On retrouve cette dernière, les ongles peints aux couleurs de HA, dans un autre véhicule de l’association, un van cette fois. C’est dans cette unité mobile consacrée aux femmes que la défenseure des droits humains est la plus utile. À Saint-Pétersbourg, la moitié des usagères de drogues sont des femmes qui, en grande majorité, se prostituent pour se procurer leurs produits. Environ 80 % de celles qui sont accompagnées par HA sont séropositives. « Elles ont beaucoup de problèmes avec la police, et la plupart sont passées par la prison. Je leur explique qu’en tant qu’êtres humains elles ont des droits et comment les défendre. Normalement, elles devraient être informées de tout ce qui concerne les droits des personnes vivant avec le VIH par leur docteur·e, mais vu qu’elles sont totalement exclues du système de santé… » Une travailleuse du sexe est justement là depuis un moment, énumérant face à une case manager la liste de ses soucis de santé en comptant sur ses doigts. Fourbue, elle s’est assise sous une carte de la ville, sur laquelle sont épinglés une trentaine de rubans rouges « en hommage à nos clientes et amies emportées par le sida », souffle Katia Poilova, les yeux brillants. L’ancienne travailleuse sociale a accompagné des femmes du van durant cinq à six ans. « C’est un travail extrêmement difficile, que j’adorais pourtant. Puis, il y a eu ce mois où cinq d’entre elles sont mortes coup sur coup. Je suis allée à l’hôpital, je leur ai tenu la main jusqu’au bout. Après ça, j’ai décidé d’arrêter. » « Privet, privet ! »[7] : une jeune femme emmitouflée débarque, devancée par son petit enfant[8] qui peine à marcher dans l’engoncement de sa combinaison fleurie. Elle repartira quelques minutes plus tard avec trois boîtes de 12 x 12 préservatifs, des seringues propres… et une bombe de laque pour cheveux, ce dont elle a besoin, ce soir, pour prendre soin d’elle.

© Irina Minina
Au sein d’une unité mobile de Humanitarian Action.

[1] Poupées russes.

[2] Traduction d’Isabelle Mandraud, correspondante à Moscou pour Le Monde.

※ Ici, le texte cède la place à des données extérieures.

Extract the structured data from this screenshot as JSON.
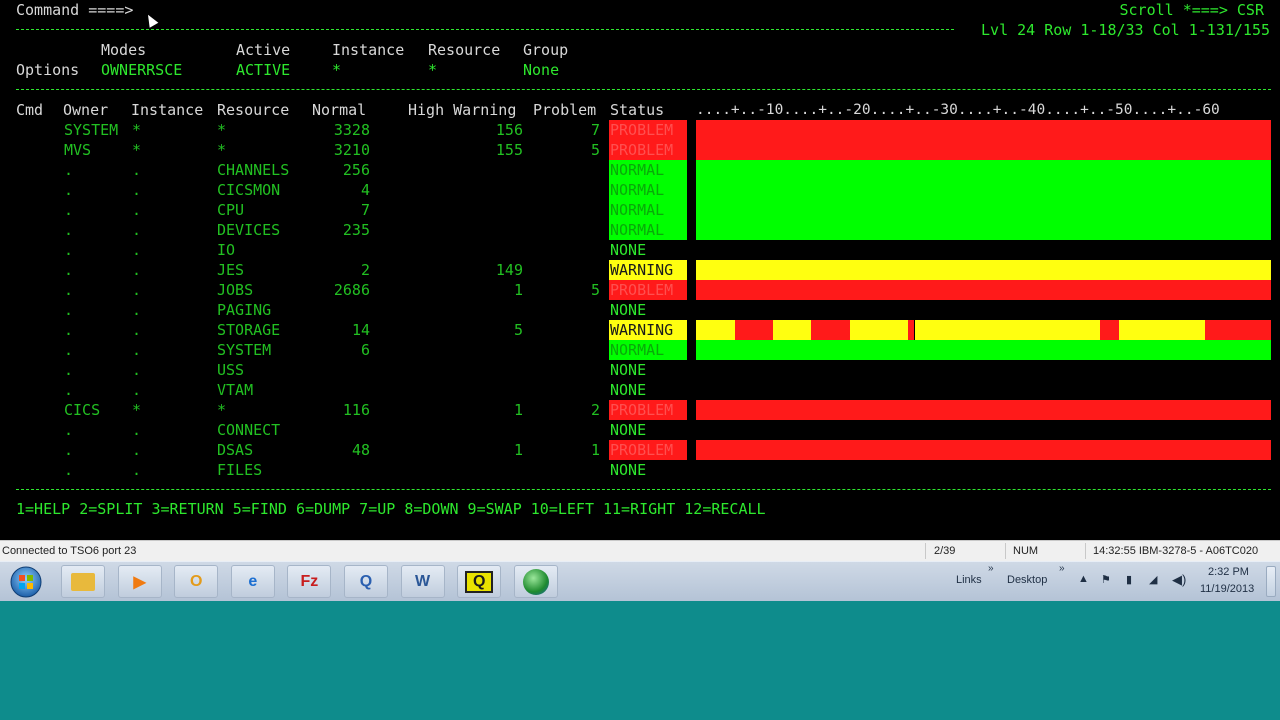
{
  "header": {
    "command_label": "Command ====>",
    "scroll_label": "Scroll *===> CSR",
    "position_info": "Lvl 24 Row 1-18/33 Col 1-131/155"
  },
  "options": {
    "row_label": "Options",
    "headers": {
      "modes": "Modes",
      "active": "Active",
      "instance": "Instance",
      "resource": "Resource",
      "group": "Group"
    },
    "values": {
      "modes": "OWNERRSCE",
      "active": "ACTIVE",
      "instance": "*",
      "resource": "*",
      "group": "None"
    }
  },
  "table": {
    "headers": {
      "cmd": "Cmd",
      "owner": "Owner",
      "instance": "Instance",
      "resource": "Resource",
      "normal": "Normal",
      "high_warning": "High Warning",
      "problem": "Problem",
      "status": "Status",
      "scale": "....+..-10....+..-20....+..-30....+..-40....+..-50....+..-60"
    },
    "rows": [
      {
        "owner": "SYSTEM",
        "instance": "*",
        "resource": "*",
        "normal": "3328",
        "high_warning": "156",
        "problem": "7",
        "status": "PROBLEM"
      },
      {
        "owner": "MVS",
        "instance": "*",
        "resource": "*",
        "normal": "3210",
        "high_warning": "155",
        "problem": "5",
        "status": "PROBLEM"
      },
      {
        "owner": ".",
        "instance": ".",
        "resource": "CHANNELS",
        "normal": "256",
        "high_warning": "",
        "problem": "",
        "status": "NORMAL"
      },
      {
        "owner": ".",
        "instance": ".",
        "resource": "CICSMON",
        "normal": "4",
        "high_warning": "",
        "problem": "",
        "status": "NORMAL"
      },
      {
        "owner": ".",
        "instance": ".",
        "resource": "CPU",
        "normal": "7",
        "high_warning": "",
        "problem": "",
        "status": "NORMAL"
      },
      {
        "owner": ".",
        "instance": ".",
        "resource": "DEVICES",
        "normal": "235",
        "high_warning": "",
        "problem": "",
        "status": "NORMAL"
      },
      {
        "owner": ".",
        "instance": ".",
        "resource": "IO",
        "normal": "",
        "high_warning": "",
        "problem": "",
        "status": "NONE"
      },
      {
        "owner": ".",
        "instance": ".",
        "resource": "JES",
        "normal": "2",
        "high_warning": "149",
        "problem": "",
        "status": "WARNING"
      },
      {
        "owner": ".",
        "instance": ".",
        "resource": "JOBS",
        "normal": "2686",
        "high_warning": "1",
        "problem": "5",
        "status": "PROBLEM"
      },
      {
        "owner": ".",
        "instance": ".",
        "resource": "PAGING",
        "normal": "",
        "high_warning": "",
        "problem": "",
        "status": "NONE"
      },
      {
        "owner": ".",
        "instance": ".",
        "resource": "STORAGE",
        "normal": "14",
        "high_warning": "5",
        "problem": "",
        "status": "WARNING"
      },
      {
        "owner": ".",
        "instance": ".",
        "resource": "SYSTEM",
        "normal": "6",
        "high_warning": "",
        "problem": "",
        "status": "NORMAL"
      },
      {
        "owner": ".",
        "instance": ".",
        "resource": "USS",
        "normal": "",
        "high_warning": "",
        "problem": "",
        "status": "NONE"
      },
      {
        "owner": ".",
        "instance": ".",
        "resource": "VTAM",
        "normal": "",
        "high_warning": "",
        "problem": "",
        "status": "NONE"
      },
      {
        "owner": "CICS",
        "instance": "*",
        "resource": "*",
        "normal": "116",
        "high_warning": "1",
        "problem": "2",
        "status": "PROBLEM"
      },
      {
        "owner": ".",
        "instance": ".",
        "resource": "CONNECT",
        "normal": "",
        "high_warning": "",
        "problem": "",
        "status": "NONE"
      },
      {
        "owner": ".",
        "instance": ".",
        "resource": "DSAS",
        "normal": "48",
        "high_warning": "1",
        "problem": "1",
        "status": "PROBLEM"
      },
      {
        "owner": ".",
        "instance": ".",
        "resource": "FILES",
        "normal": "",
        "high_warning": "",
        "problem": "",
        "status": "NONE"
      }
    ],
    "storage_bar_segments": [
      "W",
      "P",
      "W",
      "P",
      "W",
      "P",
      "W",
      "P",
      "W",
      "P"
    ]
  },
  "pfkeys": "1=HELP 2=SPLIT 3=RETURN 5=FIND 6=DUMP 7=UP 8=DOWN 9=SWAP 10=LEFT 11=RIGHT 12=RECALL",
  "status_bar": {
    "connection": "Connected to TSO6 port 23",
    "cursor_pos": "2/39",
    "num_lock": "NUM",
    "session": "14:32:55 IBM-3278-5 - A06TC020"
  },
  "taskbar": {
    "apps": [
      {
        "name": "file-explorer",
        "glyph": ""
      },
      {
        "name": "media-player",
        "glyph": "▶"
      },
      {
        "name": "outlook",
        "glyph": "O"
      },
      {
        "name": "internet-explorer",
        "glyph": "e"
      },
      {
        "name": "filezilla",
        "glyph": "Fz"
      },
      {
        "name": "remote-client",
        "glyph": "Q"
      },
      {
        "name": "word",
        "glyph": "W"
      },
      {
        "name": "terminal-emulator",
        "glyph": "Q"
      },
      {
        "name": "globe",
        "glyph": ""
      }
    ],
    "links_label": "Links",
    "desktop_label": "Desktop",
    "clock_time": "2:32 PM",
    "clock_date": "11/19/2013"
  },
  "colors": {
    "problem": "#ff1a1a",
    "normal": "#00ff00",
    "warning": "#ffff10",
    "terminal_text": "#2ee82e",
    "desktop": "#0e8c8c"
  }
}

[3] Moins de la moitié sont sous traitement antirétroviral.

[4] Données épidémiologiques de novembre 2012 du Federal Scientific Methodic Center for HIV Fight and Prevention. Ce nombre serait en réalité bien supérieur.

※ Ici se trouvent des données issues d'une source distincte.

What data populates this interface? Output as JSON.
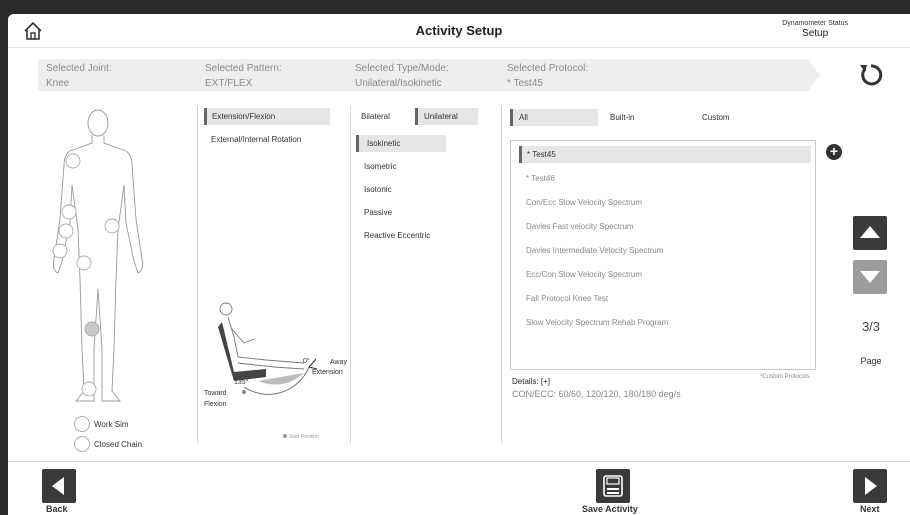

[5] Pour « gestionnaire de cas » en français. Personne qui est l’interlocuteur direct et unique entre une personne et le système de soins.

[6] « Aller vers » en français.

[7] « Salut, salut ! » en francais.

[8] En 2015, 86 % des 53 femmes enceintes accompagnées par l’association sont entrées dans le système de soins assez tôt pour entamer un traitement de prévention de la transmission materno-fœtale du VIH.